MILAN (Reuters) -Italian utility Enel on Friday agreed to sell its holding in Open Fiber, handing control of the broadband network firm to state lender Cassa Depositi e Prestiti (CDP) and bringing in Australian fund Macquarie as owner of a 40% stake.

State-controlled Enel and CDP had until now shared ownership of Open Fiber, which had been set up to roll out fibre optic cables to close Italy's digital divide with the rest of Europe.

By buying an additional 10% from Enel, CDP raises its Open Fiber stake to 60%, in a move seen as potentially easing a long-mooted plan to merge Open Fiber's network with that of phone group Telecom Italia (TIM).

Shares in the former phone monopoly rose 3.9% on Friday, the biggest gainer on Italy's blue-chip index, as investors bet the single network plan may gain traction after years of little progress.

CDP is the second-biggest shareholder in TIM, behind French media company Vivendi.

CDP will pay 530 million euros for 10% of Open Fiber, a price Enel said had been set based on the 2.65 billion euros ($3.20 billion) that Macquarie Infrastructure & Real Assets had originally offered for Enel's entire 50% holding in the fibre optic firm.
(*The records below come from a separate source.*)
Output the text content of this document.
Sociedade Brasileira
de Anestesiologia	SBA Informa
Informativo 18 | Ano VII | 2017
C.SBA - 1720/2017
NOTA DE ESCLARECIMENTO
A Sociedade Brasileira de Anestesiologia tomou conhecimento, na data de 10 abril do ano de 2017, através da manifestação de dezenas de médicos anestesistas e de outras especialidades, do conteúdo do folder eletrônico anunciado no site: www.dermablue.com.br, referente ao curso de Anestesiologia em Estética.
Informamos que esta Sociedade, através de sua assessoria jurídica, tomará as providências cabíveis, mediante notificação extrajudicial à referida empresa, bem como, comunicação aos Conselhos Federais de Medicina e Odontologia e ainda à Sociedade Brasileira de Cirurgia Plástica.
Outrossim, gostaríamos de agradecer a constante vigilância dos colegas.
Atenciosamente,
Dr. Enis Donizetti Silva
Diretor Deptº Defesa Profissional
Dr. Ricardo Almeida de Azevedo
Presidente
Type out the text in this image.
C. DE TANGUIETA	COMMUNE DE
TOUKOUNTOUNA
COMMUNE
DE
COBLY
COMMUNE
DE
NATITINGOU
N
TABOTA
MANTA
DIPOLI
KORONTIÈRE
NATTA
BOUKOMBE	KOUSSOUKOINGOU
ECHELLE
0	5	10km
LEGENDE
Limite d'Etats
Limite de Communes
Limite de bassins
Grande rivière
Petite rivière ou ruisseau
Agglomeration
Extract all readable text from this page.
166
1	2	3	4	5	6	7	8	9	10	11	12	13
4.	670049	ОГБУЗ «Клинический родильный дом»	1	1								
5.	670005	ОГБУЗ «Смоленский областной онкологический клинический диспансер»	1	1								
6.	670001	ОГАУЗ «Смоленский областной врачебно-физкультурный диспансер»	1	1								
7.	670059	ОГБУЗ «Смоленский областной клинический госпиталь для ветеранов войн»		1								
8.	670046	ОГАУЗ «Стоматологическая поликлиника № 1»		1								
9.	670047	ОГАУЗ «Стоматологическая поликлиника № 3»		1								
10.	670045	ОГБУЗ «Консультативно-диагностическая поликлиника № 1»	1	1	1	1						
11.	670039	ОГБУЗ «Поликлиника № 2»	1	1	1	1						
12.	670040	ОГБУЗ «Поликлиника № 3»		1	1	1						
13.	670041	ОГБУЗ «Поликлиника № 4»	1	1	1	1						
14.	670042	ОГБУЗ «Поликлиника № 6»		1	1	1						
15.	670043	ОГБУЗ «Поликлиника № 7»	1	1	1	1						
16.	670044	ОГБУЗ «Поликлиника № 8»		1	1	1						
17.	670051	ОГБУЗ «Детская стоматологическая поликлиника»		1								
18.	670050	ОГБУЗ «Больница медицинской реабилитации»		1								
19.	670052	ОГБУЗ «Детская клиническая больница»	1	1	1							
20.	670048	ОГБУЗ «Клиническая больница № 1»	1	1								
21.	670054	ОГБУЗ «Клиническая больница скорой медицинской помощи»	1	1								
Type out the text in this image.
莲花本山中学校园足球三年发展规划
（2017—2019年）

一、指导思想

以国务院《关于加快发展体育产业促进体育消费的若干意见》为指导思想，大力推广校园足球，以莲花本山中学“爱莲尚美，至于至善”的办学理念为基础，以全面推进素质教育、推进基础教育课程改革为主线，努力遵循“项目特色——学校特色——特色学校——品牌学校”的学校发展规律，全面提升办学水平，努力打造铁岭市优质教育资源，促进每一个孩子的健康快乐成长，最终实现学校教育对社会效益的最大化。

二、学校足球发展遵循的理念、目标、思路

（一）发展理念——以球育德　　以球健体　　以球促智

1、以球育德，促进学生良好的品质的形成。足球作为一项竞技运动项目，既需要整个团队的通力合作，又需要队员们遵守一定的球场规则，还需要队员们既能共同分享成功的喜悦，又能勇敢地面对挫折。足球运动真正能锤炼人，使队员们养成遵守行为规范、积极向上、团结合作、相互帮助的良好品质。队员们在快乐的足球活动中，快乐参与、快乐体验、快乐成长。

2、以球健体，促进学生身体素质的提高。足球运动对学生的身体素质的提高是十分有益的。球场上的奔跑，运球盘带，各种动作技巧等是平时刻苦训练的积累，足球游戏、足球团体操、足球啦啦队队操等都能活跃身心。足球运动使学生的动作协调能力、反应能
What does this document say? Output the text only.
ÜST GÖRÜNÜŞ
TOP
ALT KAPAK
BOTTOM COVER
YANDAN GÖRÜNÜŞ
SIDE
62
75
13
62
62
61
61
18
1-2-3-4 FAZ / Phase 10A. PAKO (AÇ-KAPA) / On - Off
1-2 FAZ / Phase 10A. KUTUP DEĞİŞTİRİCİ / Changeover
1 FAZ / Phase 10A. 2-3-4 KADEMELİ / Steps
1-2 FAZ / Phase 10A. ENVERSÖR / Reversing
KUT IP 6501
The deal with CDP is expected to close by the end of November, subject to the simultaneous sale of the remaining 40% of Open Fiber to Macquarie on the same terms.

The price, for both CDP and Macquarie, includes transferring a shareholders' loan that Enel granted to Open Fiber. Under the accords with both Macquarie and CDP, Enel is also entitled to an earn-out if Open Fiber wins a pending lawsuit against Telecom Italia.

Enel said the sale of its stake in Open Fiber entailed an injection of 194 million euros into the company, of which Enel would contribute 97 million.

In announcing its offer earlier on Friday, CDP had said it was committed to bringing in "new resources" before the closing of the deal to help speed up broadband network development.

The single network plan, which would avoid duplicating investments in fibre rollout, had been a priority of the previous government of Prime Minister Giuseppe Conte.

However, some ministers of the new government led by Mario Draghi have cast doubts on the plan due to regulatory issues, saying alternative options are also being considered.

Earlier on Friday, Open Fiber said it had given the required go ahead to the entrance of Macquarie in its capital.

CDP said it had approved a binding term sheet with Macquarie outlining governance of Open Fiber ahead of the fund becoming a shareholder in the fibre-optic business.